Challenges from rapid growth
In 2018, Fintonic doubled the number of users on their platform, tripled their employees, began their expansion into Chile, and grew to six lines of business. In order to maintain their development velocity, their engineering team began their microservice migration (resulting in 60 microservices total) and adoption of Kubernetes. Their rapid growth and infrastructure expansion, however, created two problems:
Human:
As they grew quickly, onboarding new engineers became difficult with their incumbent monitoring tools.
Engineering:
They needed to adopt a stateless architecture with Kubernetes, Terraform, and Ansible to be able to replicate what they had built for Spain in Chile and Mexico.

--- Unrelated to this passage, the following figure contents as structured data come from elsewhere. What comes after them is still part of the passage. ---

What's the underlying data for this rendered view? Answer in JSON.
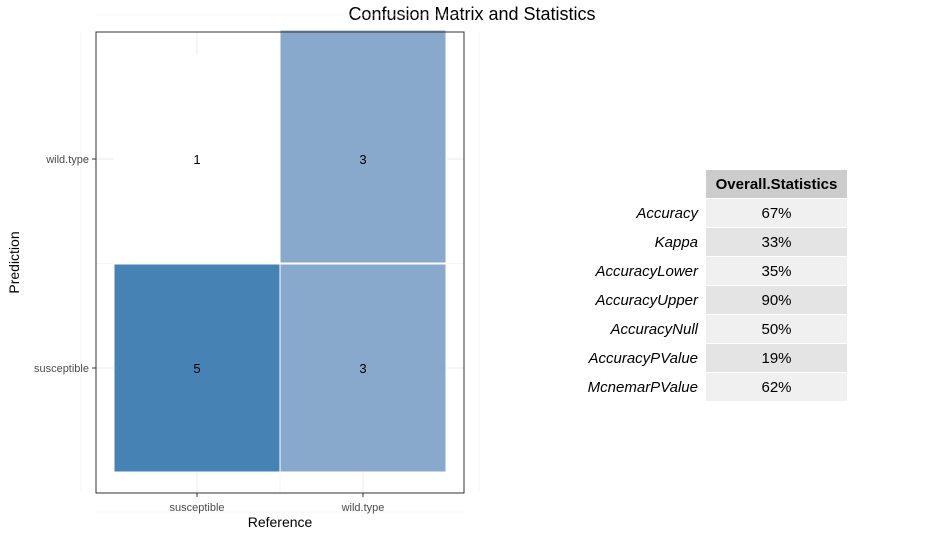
{
  "title": "Confusion Matrix and Statistics",
  "chart_data": {
    "type": "heatmap",
    "xlabel": "Reference",
    "ylabel": "Prediction",
    "x_categories": [
      "susceptible",
      "wild.type"
    ],
    "y_categories": [
      "susceptible",
      "wild.type"
    ],
    "cells": [
      {
        "reference": "susceptible",
        "prediction": "wild.type",
        "label": "1",
        "value": 1,
        "fill": "#ffffff",
        "size": 1.0
      },
      {
        "reference": "wild.type",
        "prediction": "wild.type",
        "label": "3",
        "value": 3,
        "fill": "#88a8cc",
        "size": 1.12
      },
      {
        "reference": "susceptible",
        "prediction": "susceptible",
        "label": "5",
        "value": 5,
        "fill": "#4682b4",
        "size": 1.0
      },
      {
        "reference": "wild.type",
        "prediction": "susceptible",
        "label": "3",
        "value": 3,
        "fill": "#88a8cc",
        "size": 1.0
      }
    ],
    "grid": true
  },
  "stats": {
    "header": "Overall.Statistics",
    "rows": [
      {
        "name": "Accuracy",
        "value": "67%"
      },
      {
        "name": "Kappa",
        "value": "33%"
      },
      {
        "name": "AccuracyLower",
        "value": "35%"
      },
      {
        "name": "AccuracyUpper",
        "value": "90%"
      },
      {
        "name": "AccuracyNull",
        "value": "50%"
      },
      {
        "name": "AccuracyPValue",
        "value": "19%"
      },
      {
        "name": "McnemarPValue",
        "value": "62%"
      }
    ]
  }
}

“ When you grow quickly, the procedures and logistics of managing services in production become much more complex.”
Roberto Ansuini
Director Of Engineering, Fintonic
As they worked to overcome these hurdles, they saw that their incumbent monitoring solutions made it difficult to drill into problems with their new architecture:
Engineers needed to manually correlate across multiple tools for logs and infrastructure: a native
cloud monitoring solution and a self-hosted solution. The increased context switching within their assembled solution made it difficult to troubleshoot issues impacting their system.
Searching through logs required learning a specialized query language. However, as their platform and teams rapidly grew, developers needed access to simple solutions with a lower learning curve to solve their problems.
Their team struggled with alert coverage and prioritization since their incumbent monitoring platforms were not able to target based on tags (e.g. geographic market and environment) and forced them to juggle threshold alerts between their infrastructure and log platforms.
“ Configuring new alerts was incredibly tedious. It implied creating new config maps, associating them with Kubernetes logstash deployments, and had to be done for each environment.”
Roberto Ansuini
Director Of Engineering, Fintonic
Due to these issues, they were unable to realize the expected acceleration from adopting Kubernetes and microservices in the first place. After a careful evaluation, Fintonic Engineering decided to adopt a platform that was easy to use, proven for Kubernetes, and that brought all their monitoring data together in one platform: Datadog. Through Datadog, they were able to finally realize the benefits of Kubernetes and expand into Mexico and Chile smoothly.
Fintonic’s hypergrowth demanded simplicity
As Fintonic tripled headcount, they needed to quickly ramp developers onto their team workflows. Using Datadog, the team was surprised by how quickly they could set up monitoring on their clusters, install integrations, and gain visibility into their systems.
“ Ease of use was our biggest consideration for Datadog. We really like that within a few days, we already had dashboards with logs and metrics for the majority of our services. That way, we can just focus on re-architecting our platform… It was like day and night.”
Luis Fernandez
Systems Engineer, Fintonic
The Fintonic infrastructure team found the Datadog product so intuitive that they could fully onboard new team members to the platform within a few days. Today, they not only utilize Datadog for their own monitoring, but also to create dashboards for the six business teams within their organization, providing visibility to groups like their loans team, insurance team, and credit ratings team.
Unlocking Kubernetes with Datadog
Datadog’s seamless integration with Kubernetes automatically enabled monitoring on dimensions such as pod, namespace, and even line of business. This enables Fintonic to easily drill into the pod, build, or even country for any errant service they are managing. Then, from any container or metric, they can access relevant logs in one click to instantly debug performance issues. Overall, the Fintonic team found it much easier to hunt issues impacting short-lived services, hosts, and containers.
“ We used to have no way to look at things proactively, but we now have insights from Datadog across all our communication such as Slack, emails, and VictorOps.”
Roberto Ansuini
Director Of Engineering, Fintonic
With this newfound visibility, they were finally able to alert on the metrics that matter. Datadog tags allowed them to create scalable alerts that were specific to each geographic market. Furthermore, instead of alerting on only static thresholds, they could target specific application metrics, metric anomalies, or even log events. By using Datadog’s simple UI for alert creation, they now create alerts four times faster and can route them to the right individuals through multiple channels, rather than being limited to email as they had been previously.
Where Fintonic is today
Today, Fintonic has successfully completed the migration of their core services, and they are building 100% of their services for new markets on Kubernetes architecture. The simple setup and autodiscovery for Kubernetes allowed them to start using Datadog to troubleshoot across their infrastructure and logs. Its ease of use allowed developers to spend less time learning their monitoring platform and more time focusing on rearchitecting their services. Even after the successful migration, the engineering team at Fintonic continues to use Datadog every day, making it a part of their daily dialogue. “Datadog allowed us to correlate alerts, events, metrics, and logs to get ahead of issues,” says director of engineering Roberto Ansuini. “We love it.”